L’intelligence artificielle ne détruit pas encore massivement des emplois, mais fait déjà chuter les embauches de jeunes dans certains secteurs et d’ici quelques années, l’avènement d’une nouvelle génération d’IA pourrait avoir des effets dévastateurs pour le marché du travail, selon des experts.
Evidemment, tous les métiers ne sont pas concernés, les métiers manuels dans des secteurs tels que la construction ou encore la restauration n’ont pas de soucis à se faire.
En revanche les traducteurs, les personnes travaillant dans les centres d’appel ainsi que le personnel de soutien administratif doivent se préparer à une reconversion forcée.
Dans une étude d’impact de l’IA au Grand-Duché, le Statec note que “le marché du travail luxembourgeois serait largement exposé à l’intelligence artificielle. Plus de 90% des travailleurs pourraient voir leurs activités évoluer avec son développement.”
Mais précise surtout “qu’environ 14% risqueraient de voir leur emploi automatisé par ces technologies, entraînant une possible perte d’emploi.” C’est un emploi sur sept dans le pays.

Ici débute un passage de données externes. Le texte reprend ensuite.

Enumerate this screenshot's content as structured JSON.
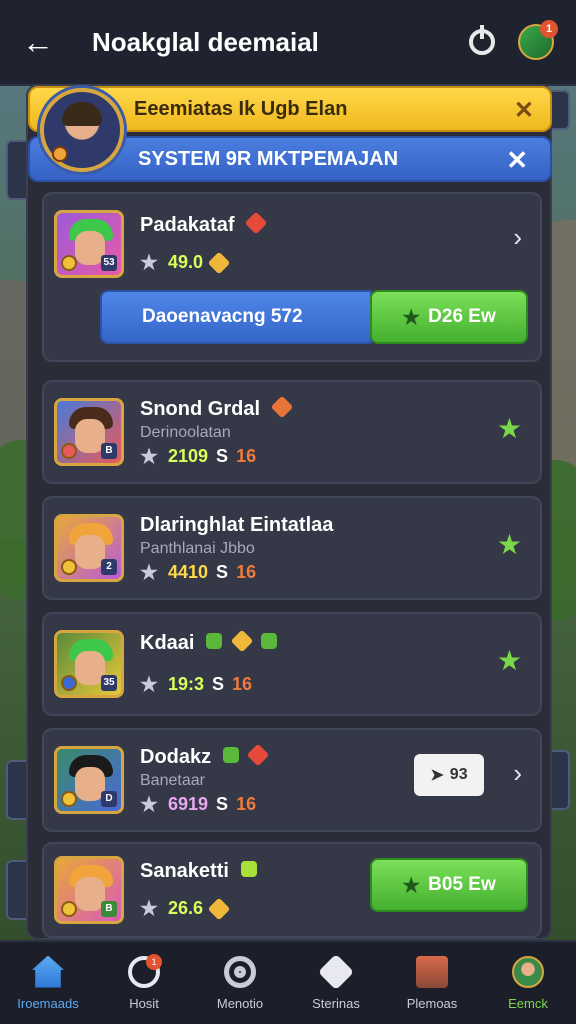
{
  "header": {
    "back_icon": "arrow-left-icon",
    "title": "Noakglal deemaial",
    "power_icon": "power-icon",
    "avatar_badge": "1"
  },
  "banners": {
    "primary": "Eeemiatas Ik Ugb Elan",
    "secondary": "SYSTEM 9R MKTPEMAJAN"
  },
  "cards": [
    {
      "name": "Padakataf",
      "value": "49.0",
      "progress_label": "Daoenavacng 572",
      "button_label": "D26 Ew"
    },
    {
      "name": "Snond Grdal",
      "subtitle": "Derinoolatan",
      "value": "2109",
      "mid": "S",
      "count": "16"
    },
    {
      "name": "Dlaringhlat Eintatlaa",
      "subtitle": "Panthlanai Jbbo",
      "value": "4410",
      "mid": "S",
      "count": "16"
    },
    {
      "name": "Kdaai",
      "value": "19:3",
      "mid": "S",
      "count": "16"
    },
    {
      "name": "Dodakz",
      "subtitle": "Banetaar",
      "value": "6919",
      "mid": "S",
      "count": "16",
      "chip_label": "93"
    },
    {
      "name": "Sanaketti",
      "value": "26.6",
      "button_label": "B05 Ew"
    }
  ],
  "nav": [
    {
      "label": "Iroemaads",
      "icon": "home-icon"
    },
    {
      "label": "Hosit",
      "icon": "target-icon",
      "badge": "1"
    },
    {
      "label": "Menotio",
      "icon": "ring-icon"
    },
    {
      "label": "Sterinas",
      "icon": "heart-icon"
    },
    {
      "label": "Plemoas",
      "icon": "shop-icon"
    },
    {
      "label": "Eemck",
      "icon": "profile-icon"
    }
  ],
  "colors": {
    "accent_green": "#7ce05a",
    "accent_blue": "#4b7ee0",
    "accent_gold": "#ffd84a",
    "value_green": "#d8ff5a",
    "count_orange": "#f07a3a"
  }
}
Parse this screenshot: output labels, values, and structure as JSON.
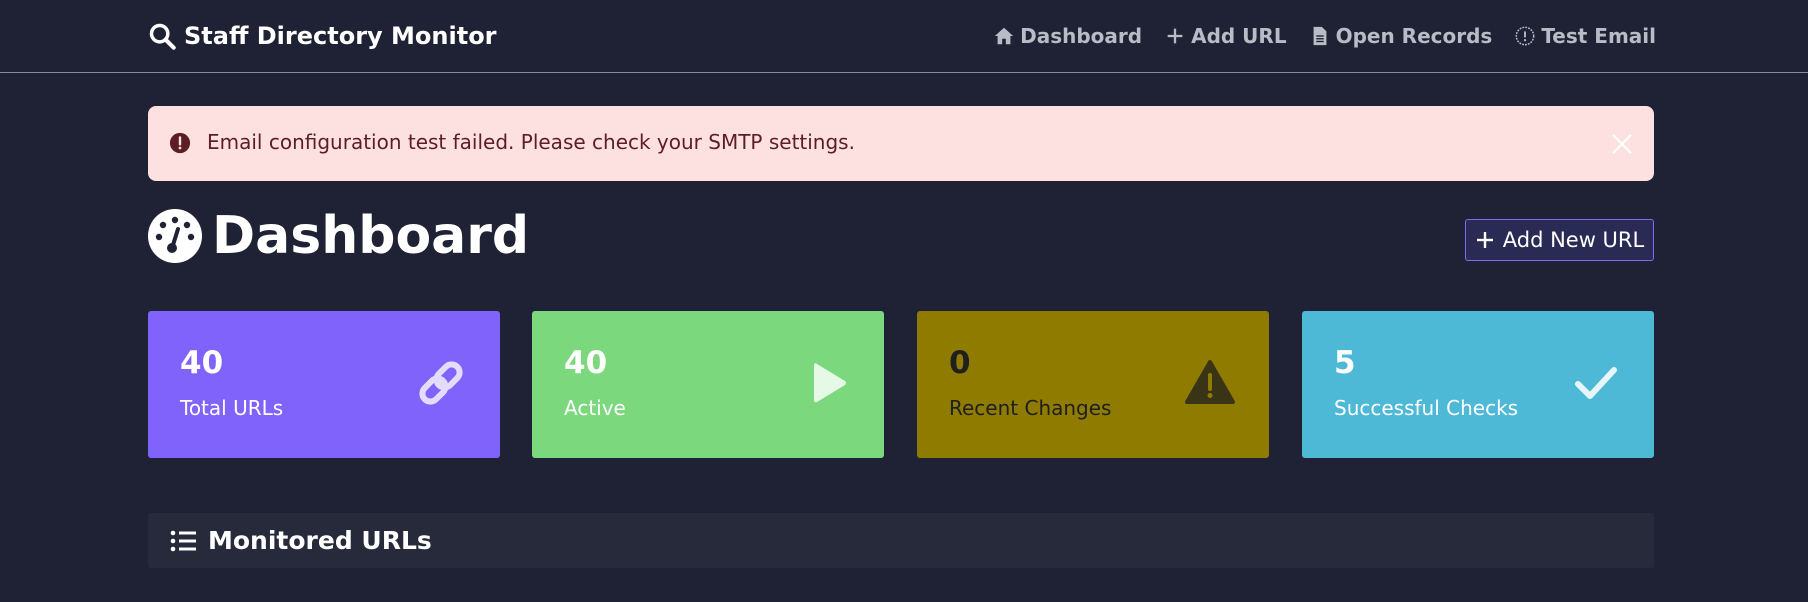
{
  "navbar": {
    "brand": "Staff Directory Monitor",
    "links": [
      {
        "label": "Dashboard",
        "icon": "home-icon"
      },
      {
        "label": "Add URL",
        "icon": "plus-icon"
      },
      {
        "label": "Open Records",
        "icon": "file-icon"
      },
      {
        "label": "Test Email",
        "icon": "exclamation-circle-icon"
      }
    ]
  },
  "alert": {
    "message": "Email configuration test failed. Please check your SMTP settings.",
    "type": "danger"
  },
  "page": {
    "title": "Dashboard",
    "add_button": "Add New URL"
  },
  "stats": [
    {
      "value": "40",
      "label": "Total URLs",
      "icon": "link-icon",
      "color": "#7f63fb"
    },
    {
      "value": "40",
      "label": "Active",
      "icon": "play-icon",
      "color": "#7bd87d"
    },
    {
      "value": "0",
      "label": "Recent Changes",
      "icon": "warning-icon",
      "color": "#8e7b00"
    },
    {
      "value": "5",
      "label": "Successful Checks",
      "icon": "check-icon",
      "color": "#4db9d7"
    }
  ],
  "panel": {
    "title": "Monitored URLs"
  }
}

Une étude de la Coface parue le 1er avril, va plus loin et estime qu’un emploi sur six sera ainsi automatisable d’ici trois ou quatre ans. Cela représente 5 millions d’emplois pour un pays comme la France!
Certaines “familles de métiers comme le droit, la finance, l’informatique, sont les plus exposées”, relève Aurélien Duthoit, économiste à la Coface et coauteur de l’étude.

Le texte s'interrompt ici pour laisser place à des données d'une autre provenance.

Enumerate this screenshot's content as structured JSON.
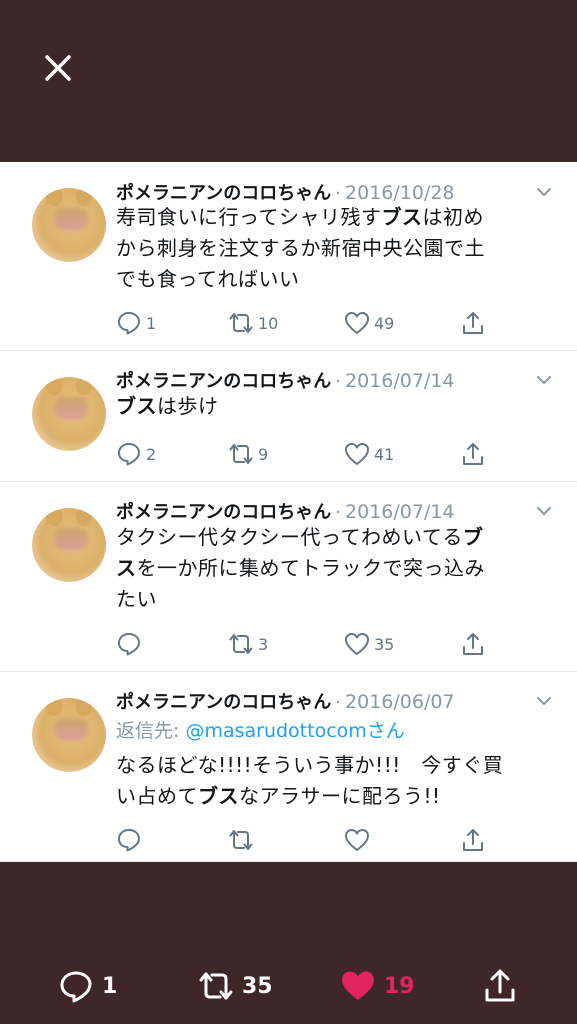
{
  "tweets": [
    {
      "name": "ポメラニアンのコロちゃん",
      "date": "2016/10/28",
      "lines": [
        [
          {
            "t": "寿司食いに行ってシャリ残す"
          },
          {
            "t": "ブス",
            "b": true
          },
          {
            "t": "は初め"
          }
        ],
        [
          {
            "t": "から刺身を注文するか新宿中央公園で土"
          }
        ],
        [
          {
            "t": "でも食ってればいい"
          }
        ]
      ],
      "replies": "1",
      "retweets": "10",
      "likes": "49"
    },
    {
      "name": "ポメラニアンのコロちゃん",
      "date": "2016/07/14",
      "lines": [
        [
          {
            "t": "ブス",
            "b": true
          },
          {
            "t": "は歩け"
          }
        ]
      ],
      "replies": "2",
      "retweets": "9",
      "likes": "41"
    },
    {
      "name": "ポメラニアンのコロちゃん",
      "date": "2016/07/14",
      "lines": [
        [
          {
            "t": "タクシー代タクシー代ってわめいてる"
          },
          {
            "t": "ブ",
            "b": true
          }
        ],
        [
          {
            "t": "ス",
            "b": true
          },
          {
            "t": "を一か所に集めてトラックで突っ込み"
          }
        ],
        [
          {
            "t": "たい"
          }
        ]
      ],
      "replies": "",
      "retweets": "3",
      "likes": "35"
    },
    {
      "name": "ポメラニアンのコロちゃん",
      "date": "2016/06/07",
      "reply_prefix": "返信先: ",
      "reply_handle": "@masarudottocomさん",
      "lines": [
        [
          {
            "t": "なるほどな!!!!そういう事か!!!　今すぐ買"
          }
        ],
        [
          {
            "t": "い占めて"
          },
          {
            "t": "ブス",
            "b": true
          },
          {
            "t": "なアラサーに配ろう!!"
          }
        ]
      ],
      "replies": "",
      "retweets": "",
      "likes": ""
    }
  ],
  "footer": {
    "replies": "1",
    "retweets": "35",
    "likes": "19",
    "like_color": "#e0245e"
  },
  "icons": {
    "close": "close-icon",
    "reply": "reply-icon",
    "retweet": "retweet-icon",
    "like": "heart-icon",
    "share": "share-icon",
    "menu": "chevron-down-icon"
  }
}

L’exposition à l’automatisation par l’IA est de 21% pour au Luxembourg. C’est d’ailleurs le taux le plus élevé observé en Europe.
Une autre étude publiée en juin 2024 par le groupe Implement Consulting indique que 72% des emplois pourraient être transformés. Il s’agit là d’une part énorme qui va conduire les travailleurs à devoir se former à bien utiliser l’IA et à l’intégrer dans leurs tâches professionnelles du quotidien.
D’après le site Moovijob.com, “46% des travailleurs luxembourgeois se disent inquiets que l’IA remplace leur emploi”, mais Moovijob relativise en affirmant que si “l’IA représente une menace pour certains emplois, elle est aussi une opportunité de faciliter les tâches de nombreux travailleurs, voire de créer de nouveaux emplois que l’on ne connaît pas forcément encore.”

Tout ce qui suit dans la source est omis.